Alphadictionary.com

twerp

Printable Version
Pronunciation: twêrp Hear it!

Part of Speech: Noun

Meaning: An insignificant, annoying person.

Notes: Today's odd little word is a lexical orphan without any related derivations. Of course, we are free to add the suffix -y and create an adjective, twerpy, which opens the way for a noun twerpiness. The adjective already appears 23,200 times on the Web and the noun, about 2460 times.

In Play: Young siblings often perceive each other as twerps: "Mom, will you speak to Winthrop! The little twerp rode my bike to the playground and got mud all over it!" But twerpiness is not bound by size or age, for it is, after all, in the eye of the beholder: "The little twerp in accounting took me to a hamburger joint for dinner last night; I'll never go out with him again!"
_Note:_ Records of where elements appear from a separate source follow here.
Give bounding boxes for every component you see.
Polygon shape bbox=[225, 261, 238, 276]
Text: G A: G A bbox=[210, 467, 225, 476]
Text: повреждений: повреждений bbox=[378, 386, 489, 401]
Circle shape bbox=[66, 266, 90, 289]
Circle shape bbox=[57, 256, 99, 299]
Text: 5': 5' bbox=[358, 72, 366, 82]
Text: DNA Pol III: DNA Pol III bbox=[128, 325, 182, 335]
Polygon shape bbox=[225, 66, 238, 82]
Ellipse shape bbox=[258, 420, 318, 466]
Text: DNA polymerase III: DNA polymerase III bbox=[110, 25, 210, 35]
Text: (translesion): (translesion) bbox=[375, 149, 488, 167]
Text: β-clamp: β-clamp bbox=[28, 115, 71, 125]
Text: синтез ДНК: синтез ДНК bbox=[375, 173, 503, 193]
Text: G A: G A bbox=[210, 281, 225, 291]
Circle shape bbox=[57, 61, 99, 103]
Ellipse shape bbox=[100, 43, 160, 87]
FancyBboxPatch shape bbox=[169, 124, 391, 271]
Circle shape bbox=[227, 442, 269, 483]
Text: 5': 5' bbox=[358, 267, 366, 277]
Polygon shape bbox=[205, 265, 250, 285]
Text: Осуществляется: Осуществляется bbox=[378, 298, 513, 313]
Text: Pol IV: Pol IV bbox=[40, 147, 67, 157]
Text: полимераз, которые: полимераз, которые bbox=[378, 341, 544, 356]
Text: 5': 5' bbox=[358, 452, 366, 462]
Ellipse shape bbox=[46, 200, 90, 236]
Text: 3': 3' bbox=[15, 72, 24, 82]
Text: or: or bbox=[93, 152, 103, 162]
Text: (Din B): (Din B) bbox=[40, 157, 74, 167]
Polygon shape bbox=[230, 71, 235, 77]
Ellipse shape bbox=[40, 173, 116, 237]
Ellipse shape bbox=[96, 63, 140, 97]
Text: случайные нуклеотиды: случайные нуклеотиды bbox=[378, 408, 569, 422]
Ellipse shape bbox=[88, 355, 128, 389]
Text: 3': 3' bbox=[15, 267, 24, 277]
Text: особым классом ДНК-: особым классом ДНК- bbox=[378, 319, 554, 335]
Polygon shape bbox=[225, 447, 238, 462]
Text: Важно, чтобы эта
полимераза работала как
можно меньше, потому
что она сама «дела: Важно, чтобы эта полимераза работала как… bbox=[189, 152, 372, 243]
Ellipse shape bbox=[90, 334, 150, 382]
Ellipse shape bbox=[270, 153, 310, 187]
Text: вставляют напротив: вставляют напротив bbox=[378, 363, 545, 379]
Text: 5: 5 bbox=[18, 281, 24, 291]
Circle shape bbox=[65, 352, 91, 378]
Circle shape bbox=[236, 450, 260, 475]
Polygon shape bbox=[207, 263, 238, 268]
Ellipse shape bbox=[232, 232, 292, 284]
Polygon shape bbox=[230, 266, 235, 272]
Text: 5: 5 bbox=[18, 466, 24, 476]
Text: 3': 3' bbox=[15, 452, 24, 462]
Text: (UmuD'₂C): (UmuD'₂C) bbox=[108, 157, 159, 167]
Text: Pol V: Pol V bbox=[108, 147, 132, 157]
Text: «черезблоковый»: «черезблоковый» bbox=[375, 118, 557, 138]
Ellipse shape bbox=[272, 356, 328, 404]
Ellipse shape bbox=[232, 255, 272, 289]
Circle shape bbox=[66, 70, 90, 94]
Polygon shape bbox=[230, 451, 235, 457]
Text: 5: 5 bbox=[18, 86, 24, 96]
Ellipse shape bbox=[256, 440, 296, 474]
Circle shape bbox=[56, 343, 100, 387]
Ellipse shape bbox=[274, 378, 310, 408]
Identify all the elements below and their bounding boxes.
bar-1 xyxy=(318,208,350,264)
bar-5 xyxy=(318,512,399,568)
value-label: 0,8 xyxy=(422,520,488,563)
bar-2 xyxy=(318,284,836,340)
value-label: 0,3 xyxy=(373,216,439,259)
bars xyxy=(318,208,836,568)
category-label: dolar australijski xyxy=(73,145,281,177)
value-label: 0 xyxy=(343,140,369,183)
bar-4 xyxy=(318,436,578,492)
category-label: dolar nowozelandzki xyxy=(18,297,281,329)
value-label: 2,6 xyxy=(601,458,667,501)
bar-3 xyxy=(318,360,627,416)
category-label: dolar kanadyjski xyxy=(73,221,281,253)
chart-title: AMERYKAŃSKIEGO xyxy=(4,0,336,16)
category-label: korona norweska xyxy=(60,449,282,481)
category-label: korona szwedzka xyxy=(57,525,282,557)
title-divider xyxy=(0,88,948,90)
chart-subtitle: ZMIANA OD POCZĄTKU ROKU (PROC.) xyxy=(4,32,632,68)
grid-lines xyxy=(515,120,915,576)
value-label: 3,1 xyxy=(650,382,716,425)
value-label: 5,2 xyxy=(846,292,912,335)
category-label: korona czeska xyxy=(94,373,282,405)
Word History: Today's Good Word remains of uncertain origin, but it might have originated in the name of a student at Exeter College, Oxford, around the turn of the 20th century. According to a letter from J. R. R. Tolkien published in 1981, the original twerp was T. W. Earp, an acquaintance of Tolkien, who ". . . Lived in O[xford] at the time when we lived in Pusey Street (rooming with Walton, the composer)." Whether Tolkien was writing tongue in cheek or not is difficult to discern; however, Roy Campbell in his book Portugal (1957) makes the same claim. Earp matriculated in the Michaelmas Term, 1911. The first known published example of the word appeared in 1925, fitting the time frame established by Tolkien and Campbell very nicely. T. W. Earp was a poet and translator, not one of the gunfighters at the OK Corral.